Kocurek pokazał się na początku kwietnia jako podrostek. Dołączył do sióstr burej i pingwinkowatej oraz do rudego miziatego kocura-amanta. Rudego i czarnej już nie ma.Zaginęły.
Chłopak przyszedł się dożywić. Piękny, o smukłej sylwetce. Niby zwykły krówek. Takich jakich wiele na naszych podwórkach. Jednak jego plamki są ...niebieskie

Futro na nich jest gęste, krótkie w prześlicznym kolorze. Mieni się od popielatego do srebrnego w zależności jak światło pada.

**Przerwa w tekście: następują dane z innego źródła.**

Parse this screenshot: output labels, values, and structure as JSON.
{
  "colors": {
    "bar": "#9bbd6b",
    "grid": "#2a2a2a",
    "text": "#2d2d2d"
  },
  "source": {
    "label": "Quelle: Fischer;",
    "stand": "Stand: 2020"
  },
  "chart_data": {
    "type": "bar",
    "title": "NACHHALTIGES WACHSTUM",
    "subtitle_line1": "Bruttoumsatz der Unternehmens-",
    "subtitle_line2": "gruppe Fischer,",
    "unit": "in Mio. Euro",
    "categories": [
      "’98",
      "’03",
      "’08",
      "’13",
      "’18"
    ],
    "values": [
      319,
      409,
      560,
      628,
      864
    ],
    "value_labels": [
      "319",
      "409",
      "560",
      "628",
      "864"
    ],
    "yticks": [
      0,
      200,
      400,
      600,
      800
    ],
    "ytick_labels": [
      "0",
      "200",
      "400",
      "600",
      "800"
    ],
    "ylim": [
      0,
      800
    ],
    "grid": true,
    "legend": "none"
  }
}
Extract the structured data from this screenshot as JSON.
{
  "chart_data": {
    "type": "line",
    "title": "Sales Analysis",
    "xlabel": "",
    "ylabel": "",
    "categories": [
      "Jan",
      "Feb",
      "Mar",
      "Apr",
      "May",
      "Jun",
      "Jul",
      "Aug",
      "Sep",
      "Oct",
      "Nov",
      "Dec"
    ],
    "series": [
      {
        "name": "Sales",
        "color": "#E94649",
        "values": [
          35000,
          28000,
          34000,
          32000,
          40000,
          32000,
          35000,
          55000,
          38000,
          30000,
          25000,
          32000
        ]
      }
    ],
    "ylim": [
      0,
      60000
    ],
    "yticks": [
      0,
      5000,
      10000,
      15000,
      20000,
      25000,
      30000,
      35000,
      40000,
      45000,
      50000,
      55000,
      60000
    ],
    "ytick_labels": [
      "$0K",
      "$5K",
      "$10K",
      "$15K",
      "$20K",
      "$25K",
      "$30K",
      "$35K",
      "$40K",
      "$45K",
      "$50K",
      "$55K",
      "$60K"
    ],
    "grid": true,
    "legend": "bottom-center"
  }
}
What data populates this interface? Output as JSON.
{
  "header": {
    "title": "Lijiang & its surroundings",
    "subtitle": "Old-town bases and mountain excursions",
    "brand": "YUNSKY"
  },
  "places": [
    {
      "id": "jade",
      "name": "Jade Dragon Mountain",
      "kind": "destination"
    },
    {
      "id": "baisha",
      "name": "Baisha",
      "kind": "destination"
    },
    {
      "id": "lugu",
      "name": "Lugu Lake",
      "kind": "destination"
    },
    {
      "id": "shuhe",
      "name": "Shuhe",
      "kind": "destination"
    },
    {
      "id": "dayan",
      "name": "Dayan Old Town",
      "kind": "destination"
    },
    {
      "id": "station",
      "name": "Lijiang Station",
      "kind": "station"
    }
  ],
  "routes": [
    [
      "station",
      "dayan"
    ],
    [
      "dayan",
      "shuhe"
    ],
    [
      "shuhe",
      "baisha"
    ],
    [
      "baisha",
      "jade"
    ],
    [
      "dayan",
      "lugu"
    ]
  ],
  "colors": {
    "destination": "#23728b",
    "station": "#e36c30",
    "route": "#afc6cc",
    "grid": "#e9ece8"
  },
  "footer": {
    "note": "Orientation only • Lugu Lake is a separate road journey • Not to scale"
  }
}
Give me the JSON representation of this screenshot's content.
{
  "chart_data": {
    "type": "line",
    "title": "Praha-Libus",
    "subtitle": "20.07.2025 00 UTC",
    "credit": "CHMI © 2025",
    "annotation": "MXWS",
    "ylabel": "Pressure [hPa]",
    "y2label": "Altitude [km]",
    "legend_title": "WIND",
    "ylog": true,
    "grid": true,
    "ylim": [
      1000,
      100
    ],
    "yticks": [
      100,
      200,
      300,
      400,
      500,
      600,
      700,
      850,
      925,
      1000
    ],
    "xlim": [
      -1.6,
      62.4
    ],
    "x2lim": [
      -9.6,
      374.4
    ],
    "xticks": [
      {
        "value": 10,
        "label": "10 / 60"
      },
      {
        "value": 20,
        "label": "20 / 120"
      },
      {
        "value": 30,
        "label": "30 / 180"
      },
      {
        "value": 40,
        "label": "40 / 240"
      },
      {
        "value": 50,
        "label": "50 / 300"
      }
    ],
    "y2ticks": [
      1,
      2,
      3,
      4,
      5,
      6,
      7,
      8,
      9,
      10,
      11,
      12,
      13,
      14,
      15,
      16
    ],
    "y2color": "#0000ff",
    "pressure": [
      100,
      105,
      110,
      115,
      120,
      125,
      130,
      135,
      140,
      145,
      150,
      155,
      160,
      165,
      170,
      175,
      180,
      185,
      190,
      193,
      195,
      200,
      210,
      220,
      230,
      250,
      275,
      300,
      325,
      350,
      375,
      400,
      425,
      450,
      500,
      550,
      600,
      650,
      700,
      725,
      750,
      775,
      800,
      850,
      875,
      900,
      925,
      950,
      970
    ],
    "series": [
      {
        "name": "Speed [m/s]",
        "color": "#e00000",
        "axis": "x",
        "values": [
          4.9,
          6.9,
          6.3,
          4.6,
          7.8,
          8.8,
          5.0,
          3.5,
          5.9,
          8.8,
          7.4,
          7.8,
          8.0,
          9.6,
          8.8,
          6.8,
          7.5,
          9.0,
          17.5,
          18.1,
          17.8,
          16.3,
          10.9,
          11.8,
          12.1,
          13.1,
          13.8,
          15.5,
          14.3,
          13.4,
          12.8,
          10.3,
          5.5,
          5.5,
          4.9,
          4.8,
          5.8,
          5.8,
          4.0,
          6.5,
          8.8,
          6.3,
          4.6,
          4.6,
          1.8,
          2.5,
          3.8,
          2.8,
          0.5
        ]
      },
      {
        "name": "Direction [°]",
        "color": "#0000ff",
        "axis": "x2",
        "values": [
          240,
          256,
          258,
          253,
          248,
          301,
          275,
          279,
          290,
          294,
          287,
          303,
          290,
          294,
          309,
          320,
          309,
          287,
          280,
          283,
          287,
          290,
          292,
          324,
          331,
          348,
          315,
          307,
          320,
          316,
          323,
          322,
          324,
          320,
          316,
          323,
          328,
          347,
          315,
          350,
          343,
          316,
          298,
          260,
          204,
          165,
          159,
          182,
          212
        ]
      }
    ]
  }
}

Musiała mamunia na niebieskiego rosyjskiego się zapatrzeć. Bo dzieciak futro ma nieziemsko śliczne.Jego lewe oczko jest zmętniałe.Pewnie po kk. Dodaje mu to szelmowskiego uroku.
Nie wierzyłam,że jest bezdomny. Za ładny.Za biały. Przychodził także nie regularnie. Ale już jakiś czas dulczy pod płotem czekając na mnie i rzuca się na jedzenie.Nie mogąc się mnie doczekać wybiega na asfalt i pędzi w moim kierunku środkiem jezdni. Nie raz spędzałam go w ostatniej chwili, tuż przed autem.
I nie jest już taki śnieżny. Jest brudny, często podrapany i mokry.
Przyszedł czas na kastrację i trafił do Koterii. A tam wyszło z niego całe miziate i ludziolubne cholerstwo.
Opędzić się od niego nie można.Super miziak co to musi wrócić na ulice. Czasu mamy mało. Do połowy tygodnia.Inaczej wróci na swoją waląca się posesję.Na swoją ulicę.
Szlag by to trafił. Czemu nie jest pyskaty i warczący ? Dlaczego samo zło w nim nie siedzi? O wiele łatwiej wyciepać taką paskudę na ulicę.
Szukam wyjątkowemu młodzikowi (nie ma roku) PILNIE DT.
DS też byłby mile widziany.
Nie kryję,że sprawa jest mega pilna.
Wpis i foty z Koterii.Innych na razie nie ma.